Emergency management is not a part-time job and should not be treated as such. Local governments need to make emergency management a priority and ensure emergency managers have the resources and executive support necessary to do their jobs. It may be unrealistic to expect all local governments to have full-time emergency managers, but larger jurisdictions (counties, cities) certainly need to, or they must be willing to live with the consequences of a part-time investment in a full-time job.
Finally, when it comes to making that investment, local jurisdictions need to be willing to pay emergency managers what they are worth. It is hard to recruit, train, develop and leverage great and professional emergency managers when the pay scales are often closer to bank tellers than to bank managers. No one goes into emergency management to become wealthy; many do it in an almost volunteer capacity.

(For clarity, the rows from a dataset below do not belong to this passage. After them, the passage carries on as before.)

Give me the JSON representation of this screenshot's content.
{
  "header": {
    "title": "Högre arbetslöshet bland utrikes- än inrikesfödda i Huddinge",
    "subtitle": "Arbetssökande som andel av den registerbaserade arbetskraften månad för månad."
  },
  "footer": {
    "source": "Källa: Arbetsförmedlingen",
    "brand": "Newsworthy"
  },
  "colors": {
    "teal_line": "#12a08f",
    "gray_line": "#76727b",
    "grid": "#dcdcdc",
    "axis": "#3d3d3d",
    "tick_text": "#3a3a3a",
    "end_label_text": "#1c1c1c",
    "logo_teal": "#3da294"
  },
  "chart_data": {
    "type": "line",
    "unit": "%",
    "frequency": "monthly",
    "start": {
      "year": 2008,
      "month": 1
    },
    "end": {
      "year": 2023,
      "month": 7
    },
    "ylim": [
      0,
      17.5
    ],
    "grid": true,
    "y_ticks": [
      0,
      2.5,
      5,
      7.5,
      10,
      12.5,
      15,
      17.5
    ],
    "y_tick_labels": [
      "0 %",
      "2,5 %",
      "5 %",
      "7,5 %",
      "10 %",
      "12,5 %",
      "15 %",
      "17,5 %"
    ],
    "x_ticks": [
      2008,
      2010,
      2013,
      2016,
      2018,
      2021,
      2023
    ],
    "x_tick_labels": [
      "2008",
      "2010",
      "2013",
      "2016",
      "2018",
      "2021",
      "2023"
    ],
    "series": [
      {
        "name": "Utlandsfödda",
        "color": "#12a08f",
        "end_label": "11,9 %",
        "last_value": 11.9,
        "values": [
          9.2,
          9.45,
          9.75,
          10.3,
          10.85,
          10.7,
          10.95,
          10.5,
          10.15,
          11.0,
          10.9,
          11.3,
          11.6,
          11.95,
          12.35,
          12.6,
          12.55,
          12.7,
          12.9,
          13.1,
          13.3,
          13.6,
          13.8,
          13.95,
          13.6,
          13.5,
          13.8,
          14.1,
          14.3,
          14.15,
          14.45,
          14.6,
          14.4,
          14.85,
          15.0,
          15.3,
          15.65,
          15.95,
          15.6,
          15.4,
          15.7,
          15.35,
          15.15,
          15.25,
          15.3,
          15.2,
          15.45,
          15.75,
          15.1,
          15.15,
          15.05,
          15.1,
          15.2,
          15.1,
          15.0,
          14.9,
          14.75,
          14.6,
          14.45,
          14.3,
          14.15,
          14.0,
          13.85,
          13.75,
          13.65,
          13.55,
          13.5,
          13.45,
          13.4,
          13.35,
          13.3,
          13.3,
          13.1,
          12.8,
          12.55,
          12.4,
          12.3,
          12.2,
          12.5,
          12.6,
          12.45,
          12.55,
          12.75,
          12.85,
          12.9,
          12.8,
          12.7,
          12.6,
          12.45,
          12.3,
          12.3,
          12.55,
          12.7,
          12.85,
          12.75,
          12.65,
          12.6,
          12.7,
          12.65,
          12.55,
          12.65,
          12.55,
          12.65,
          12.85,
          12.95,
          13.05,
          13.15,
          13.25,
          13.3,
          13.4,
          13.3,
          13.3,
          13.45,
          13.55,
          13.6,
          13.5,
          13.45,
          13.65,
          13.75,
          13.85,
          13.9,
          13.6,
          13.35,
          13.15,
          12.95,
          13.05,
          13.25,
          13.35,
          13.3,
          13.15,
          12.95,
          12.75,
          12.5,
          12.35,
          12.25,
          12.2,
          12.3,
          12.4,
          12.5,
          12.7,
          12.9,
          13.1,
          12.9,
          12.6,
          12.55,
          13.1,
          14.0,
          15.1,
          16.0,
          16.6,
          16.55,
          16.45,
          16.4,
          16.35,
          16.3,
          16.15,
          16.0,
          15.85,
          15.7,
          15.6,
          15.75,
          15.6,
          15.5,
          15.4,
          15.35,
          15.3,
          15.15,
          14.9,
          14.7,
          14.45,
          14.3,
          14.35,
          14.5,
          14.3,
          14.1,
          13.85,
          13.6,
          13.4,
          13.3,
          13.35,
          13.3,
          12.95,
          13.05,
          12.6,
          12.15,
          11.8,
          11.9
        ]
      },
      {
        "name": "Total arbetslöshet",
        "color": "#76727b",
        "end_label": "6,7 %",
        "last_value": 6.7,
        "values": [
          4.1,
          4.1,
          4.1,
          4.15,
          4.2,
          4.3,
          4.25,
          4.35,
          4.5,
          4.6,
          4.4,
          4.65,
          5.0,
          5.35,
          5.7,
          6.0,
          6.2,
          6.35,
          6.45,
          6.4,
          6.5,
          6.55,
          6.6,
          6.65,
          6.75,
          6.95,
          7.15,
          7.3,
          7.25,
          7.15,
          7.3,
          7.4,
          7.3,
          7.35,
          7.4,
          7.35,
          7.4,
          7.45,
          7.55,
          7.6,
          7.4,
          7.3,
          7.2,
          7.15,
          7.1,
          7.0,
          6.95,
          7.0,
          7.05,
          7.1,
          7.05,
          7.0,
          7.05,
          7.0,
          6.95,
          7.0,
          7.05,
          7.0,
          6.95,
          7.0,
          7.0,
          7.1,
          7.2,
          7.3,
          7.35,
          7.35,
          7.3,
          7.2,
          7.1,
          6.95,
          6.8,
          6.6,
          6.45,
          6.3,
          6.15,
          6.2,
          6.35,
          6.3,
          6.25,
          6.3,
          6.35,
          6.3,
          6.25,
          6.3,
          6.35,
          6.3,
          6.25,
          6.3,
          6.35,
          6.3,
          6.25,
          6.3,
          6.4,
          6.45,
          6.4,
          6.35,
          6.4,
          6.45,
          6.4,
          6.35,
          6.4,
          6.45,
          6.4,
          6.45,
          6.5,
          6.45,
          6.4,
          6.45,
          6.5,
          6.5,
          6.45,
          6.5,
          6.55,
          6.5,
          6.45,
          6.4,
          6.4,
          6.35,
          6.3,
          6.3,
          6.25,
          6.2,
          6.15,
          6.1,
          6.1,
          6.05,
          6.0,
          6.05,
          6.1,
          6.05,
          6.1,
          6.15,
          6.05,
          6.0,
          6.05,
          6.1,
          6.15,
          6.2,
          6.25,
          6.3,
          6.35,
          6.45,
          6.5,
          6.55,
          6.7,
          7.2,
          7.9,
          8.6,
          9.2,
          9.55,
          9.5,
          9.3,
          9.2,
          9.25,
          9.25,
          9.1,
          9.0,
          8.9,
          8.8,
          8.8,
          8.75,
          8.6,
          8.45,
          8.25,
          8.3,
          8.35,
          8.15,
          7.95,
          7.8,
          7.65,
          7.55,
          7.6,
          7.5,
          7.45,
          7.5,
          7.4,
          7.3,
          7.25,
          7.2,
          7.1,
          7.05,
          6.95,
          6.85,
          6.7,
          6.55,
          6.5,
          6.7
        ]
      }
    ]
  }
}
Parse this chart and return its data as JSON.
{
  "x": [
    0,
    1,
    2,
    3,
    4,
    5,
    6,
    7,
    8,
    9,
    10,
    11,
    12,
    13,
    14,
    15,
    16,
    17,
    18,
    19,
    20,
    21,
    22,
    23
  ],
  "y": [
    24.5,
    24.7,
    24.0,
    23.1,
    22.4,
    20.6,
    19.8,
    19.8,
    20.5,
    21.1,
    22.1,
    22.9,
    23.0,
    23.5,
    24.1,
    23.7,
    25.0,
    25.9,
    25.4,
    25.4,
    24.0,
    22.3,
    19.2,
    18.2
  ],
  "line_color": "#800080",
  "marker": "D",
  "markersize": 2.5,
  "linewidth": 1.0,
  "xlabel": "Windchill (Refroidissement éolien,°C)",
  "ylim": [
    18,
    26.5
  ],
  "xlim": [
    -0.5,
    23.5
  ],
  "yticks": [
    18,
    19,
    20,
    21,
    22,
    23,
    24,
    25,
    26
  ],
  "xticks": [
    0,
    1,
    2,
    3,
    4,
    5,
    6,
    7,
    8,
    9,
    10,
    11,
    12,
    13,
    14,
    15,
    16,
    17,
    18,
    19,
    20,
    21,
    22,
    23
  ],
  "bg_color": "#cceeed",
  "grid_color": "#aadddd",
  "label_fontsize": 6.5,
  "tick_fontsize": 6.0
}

That said, if jurisdictions want strong capabilities to be developed (and to not lose their existing professionals to private-sector business continuity and risk-management positions) they need to re-evaluate their current pay scales and offer these professionals the compensation they deserve. The return on this investment is an increase in preparedness that will pay dividends when an untoward incident occurs, and proactive emergency managers can help their jurisdictions mitigate or even prevent a disaster. Now that’s money well spent.
Terry Hastings is a senior policy adviser for the New York State Division of Homeland Security and Emergency Services (DHSES) and former deputy director of the DHSES Office of Emergency Management.